A troca animada ocorreu após o relato de Manila rejeição de um pedido para estender a imunidade diplomática ao pessoal dos EUA que supervisiona um centro industrial planejado de 4.000 acres nas Filipinas. Sob a Pax Silica, as Filipinas emergirão como um nó crítico de uma cadeia de abastecimento global liderada pelos EUA, com foco em indústrias de ponta, como semicondutores e inteligência artificial (IA).
Helberg, que visitou recentemente capitais do Sudeste Asiático, incluindo Manila, para promover a Pax Silica, rejeita qualquer relato de um pedido de imunidade diplomática como “manifestamente falso”. O episódio destaca as sensibilidades e a relevância geopolítica da Pax Silica. O iniciativa supostamente complementará a expansão da presença militar dos EUA na Ásia, especialmente nas Filipinas.
Ao alavancar o acesso a Manila e de olho na China, a administração Trump pretende melhorar a interoperabilidade militar com os aliados regionais através de exercícios massivos, como o Exercícios de ombroe reforçar a interdependência económica com as principais economias asiáticas.
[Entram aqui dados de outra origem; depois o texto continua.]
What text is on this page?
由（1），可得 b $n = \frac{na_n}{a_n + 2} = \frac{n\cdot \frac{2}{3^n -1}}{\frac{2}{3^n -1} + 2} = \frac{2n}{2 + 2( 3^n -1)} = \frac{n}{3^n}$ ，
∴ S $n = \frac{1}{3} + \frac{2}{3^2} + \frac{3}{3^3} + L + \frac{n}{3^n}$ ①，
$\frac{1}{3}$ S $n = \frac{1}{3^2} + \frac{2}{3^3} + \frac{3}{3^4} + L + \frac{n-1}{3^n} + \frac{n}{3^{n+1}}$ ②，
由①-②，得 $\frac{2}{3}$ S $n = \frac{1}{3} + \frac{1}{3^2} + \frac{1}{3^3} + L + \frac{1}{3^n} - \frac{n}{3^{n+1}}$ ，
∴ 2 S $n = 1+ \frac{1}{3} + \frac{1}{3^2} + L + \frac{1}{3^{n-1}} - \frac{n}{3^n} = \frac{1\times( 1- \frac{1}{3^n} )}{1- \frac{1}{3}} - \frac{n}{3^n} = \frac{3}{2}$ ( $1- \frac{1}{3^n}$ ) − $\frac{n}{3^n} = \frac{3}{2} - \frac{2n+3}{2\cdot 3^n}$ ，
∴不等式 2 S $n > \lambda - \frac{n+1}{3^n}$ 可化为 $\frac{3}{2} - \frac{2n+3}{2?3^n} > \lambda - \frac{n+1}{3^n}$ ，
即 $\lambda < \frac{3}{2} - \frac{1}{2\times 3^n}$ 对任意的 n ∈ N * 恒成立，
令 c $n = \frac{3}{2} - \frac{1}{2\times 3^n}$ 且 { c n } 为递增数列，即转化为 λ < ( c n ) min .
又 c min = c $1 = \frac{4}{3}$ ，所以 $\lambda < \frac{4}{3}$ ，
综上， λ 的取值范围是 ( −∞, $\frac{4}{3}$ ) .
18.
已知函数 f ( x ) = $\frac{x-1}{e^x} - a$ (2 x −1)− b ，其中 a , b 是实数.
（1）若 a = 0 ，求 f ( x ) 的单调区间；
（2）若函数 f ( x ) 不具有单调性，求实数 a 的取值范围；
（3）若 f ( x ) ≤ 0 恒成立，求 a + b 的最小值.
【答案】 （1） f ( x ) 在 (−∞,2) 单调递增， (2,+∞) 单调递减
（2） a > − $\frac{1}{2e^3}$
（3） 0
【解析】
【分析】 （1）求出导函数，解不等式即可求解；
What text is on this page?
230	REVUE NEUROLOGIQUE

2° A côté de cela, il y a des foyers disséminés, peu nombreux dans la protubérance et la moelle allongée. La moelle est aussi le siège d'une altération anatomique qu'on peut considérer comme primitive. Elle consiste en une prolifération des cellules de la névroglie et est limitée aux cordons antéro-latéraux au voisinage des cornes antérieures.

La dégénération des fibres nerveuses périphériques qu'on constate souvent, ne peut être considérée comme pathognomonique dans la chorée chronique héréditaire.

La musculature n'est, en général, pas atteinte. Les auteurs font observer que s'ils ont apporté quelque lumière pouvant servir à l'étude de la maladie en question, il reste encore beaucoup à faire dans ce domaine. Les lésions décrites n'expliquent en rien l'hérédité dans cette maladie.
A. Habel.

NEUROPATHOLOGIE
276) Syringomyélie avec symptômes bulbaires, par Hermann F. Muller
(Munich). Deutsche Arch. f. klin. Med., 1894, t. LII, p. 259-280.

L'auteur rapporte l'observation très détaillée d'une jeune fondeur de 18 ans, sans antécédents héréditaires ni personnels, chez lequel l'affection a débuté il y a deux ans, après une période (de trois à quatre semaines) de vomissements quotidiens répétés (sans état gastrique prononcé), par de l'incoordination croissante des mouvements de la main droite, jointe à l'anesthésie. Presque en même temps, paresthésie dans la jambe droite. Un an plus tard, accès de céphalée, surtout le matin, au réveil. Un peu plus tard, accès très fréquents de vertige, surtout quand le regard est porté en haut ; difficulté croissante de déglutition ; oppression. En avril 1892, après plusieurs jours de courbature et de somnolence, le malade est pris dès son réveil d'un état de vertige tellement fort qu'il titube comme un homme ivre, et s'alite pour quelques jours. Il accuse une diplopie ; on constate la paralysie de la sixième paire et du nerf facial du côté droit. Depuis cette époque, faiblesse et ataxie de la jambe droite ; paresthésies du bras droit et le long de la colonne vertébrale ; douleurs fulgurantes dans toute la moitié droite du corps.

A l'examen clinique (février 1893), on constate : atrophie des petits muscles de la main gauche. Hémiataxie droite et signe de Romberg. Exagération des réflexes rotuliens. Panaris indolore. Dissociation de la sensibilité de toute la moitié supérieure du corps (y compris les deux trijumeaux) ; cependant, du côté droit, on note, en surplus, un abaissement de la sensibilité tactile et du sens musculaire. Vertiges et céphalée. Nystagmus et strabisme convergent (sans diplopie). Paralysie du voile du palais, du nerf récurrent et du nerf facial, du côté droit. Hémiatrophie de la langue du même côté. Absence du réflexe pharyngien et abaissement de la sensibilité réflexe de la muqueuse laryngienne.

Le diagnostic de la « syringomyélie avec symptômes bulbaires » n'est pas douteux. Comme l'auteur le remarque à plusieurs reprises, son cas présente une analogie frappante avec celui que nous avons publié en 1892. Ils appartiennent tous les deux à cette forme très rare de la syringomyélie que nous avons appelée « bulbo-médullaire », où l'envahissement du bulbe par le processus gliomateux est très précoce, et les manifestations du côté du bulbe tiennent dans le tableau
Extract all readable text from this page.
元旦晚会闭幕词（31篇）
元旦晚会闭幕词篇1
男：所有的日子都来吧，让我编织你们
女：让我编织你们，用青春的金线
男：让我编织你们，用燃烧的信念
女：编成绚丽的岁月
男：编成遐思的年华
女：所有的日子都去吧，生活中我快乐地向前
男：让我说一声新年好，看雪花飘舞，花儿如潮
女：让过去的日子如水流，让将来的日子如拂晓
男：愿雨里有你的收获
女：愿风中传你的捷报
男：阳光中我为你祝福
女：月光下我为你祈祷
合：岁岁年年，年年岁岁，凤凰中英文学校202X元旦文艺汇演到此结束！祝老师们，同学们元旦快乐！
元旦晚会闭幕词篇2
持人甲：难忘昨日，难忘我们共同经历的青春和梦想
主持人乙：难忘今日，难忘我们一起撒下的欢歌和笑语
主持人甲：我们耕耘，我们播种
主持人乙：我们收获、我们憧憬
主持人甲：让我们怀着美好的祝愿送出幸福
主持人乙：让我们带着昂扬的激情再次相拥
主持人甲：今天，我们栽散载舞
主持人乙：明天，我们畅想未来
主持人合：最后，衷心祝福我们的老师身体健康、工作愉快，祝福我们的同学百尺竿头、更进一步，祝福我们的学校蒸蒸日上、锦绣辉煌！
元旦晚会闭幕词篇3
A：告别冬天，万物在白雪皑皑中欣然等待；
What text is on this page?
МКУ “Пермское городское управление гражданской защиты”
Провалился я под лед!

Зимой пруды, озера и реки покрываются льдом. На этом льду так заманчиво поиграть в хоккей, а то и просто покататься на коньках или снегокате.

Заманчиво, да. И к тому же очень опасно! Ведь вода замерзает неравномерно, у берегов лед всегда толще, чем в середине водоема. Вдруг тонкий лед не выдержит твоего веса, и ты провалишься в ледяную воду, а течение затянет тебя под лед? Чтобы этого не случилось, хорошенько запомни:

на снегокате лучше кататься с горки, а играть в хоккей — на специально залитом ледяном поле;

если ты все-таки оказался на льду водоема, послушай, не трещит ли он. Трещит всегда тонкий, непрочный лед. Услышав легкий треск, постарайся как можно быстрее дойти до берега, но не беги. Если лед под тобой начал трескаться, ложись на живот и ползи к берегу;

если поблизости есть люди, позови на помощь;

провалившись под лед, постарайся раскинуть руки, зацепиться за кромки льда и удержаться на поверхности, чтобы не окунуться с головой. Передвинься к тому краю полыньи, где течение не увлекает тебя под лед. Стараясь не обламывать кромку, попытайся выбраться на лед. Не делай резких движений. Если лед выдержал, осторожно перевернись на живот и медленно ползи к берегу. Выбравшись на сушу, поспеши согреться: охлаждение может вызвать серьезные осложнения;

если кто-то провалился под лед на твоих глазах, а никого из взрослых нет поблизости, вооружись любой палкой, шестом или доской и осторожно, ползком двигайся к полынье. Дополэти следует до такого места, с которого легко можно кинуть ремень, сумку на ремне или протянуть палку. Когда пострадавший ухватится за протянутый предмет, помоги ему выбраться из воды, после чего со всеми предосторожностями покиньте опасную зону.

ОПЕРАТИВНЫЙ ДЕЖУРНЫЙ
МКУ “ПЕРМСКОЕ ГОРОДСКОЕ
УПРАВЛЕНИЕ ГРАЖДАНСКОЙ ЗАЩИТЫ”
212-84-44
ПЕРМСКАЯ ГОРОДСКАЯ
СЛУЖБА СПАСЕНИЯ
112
A América há muito que fortaleceu a arquitectura de segurança da região, estabelecendo o domínio naval em todo o Indo-Pacífico e servindo como fonte primária de capital e investimento. Mas nos últimos anos, à medida que a China começou a reivindicar a sua posição como potência dominante na Ásia, os líderes americanos têm lutado para oferecer uma contra-estratégia construtiva.

No seu primeiro mandato, o presidente dos EUA, Donald Trump, torpedeou o único esforço de Washington para combater a ascensão económica da China na Ásia. retirando seu país da Parceria Trans-Pacífico. Ele passou a alienar os aliados com tarifas massivas que perturbaram as ligações comerciais transpacíficas. Graças a uma viragem protecionista bipartidária na América, a administração declaradamente multilateralista de Biden lutou para conseguir, mesmo que modesta, acordo comercial digital fora do chão.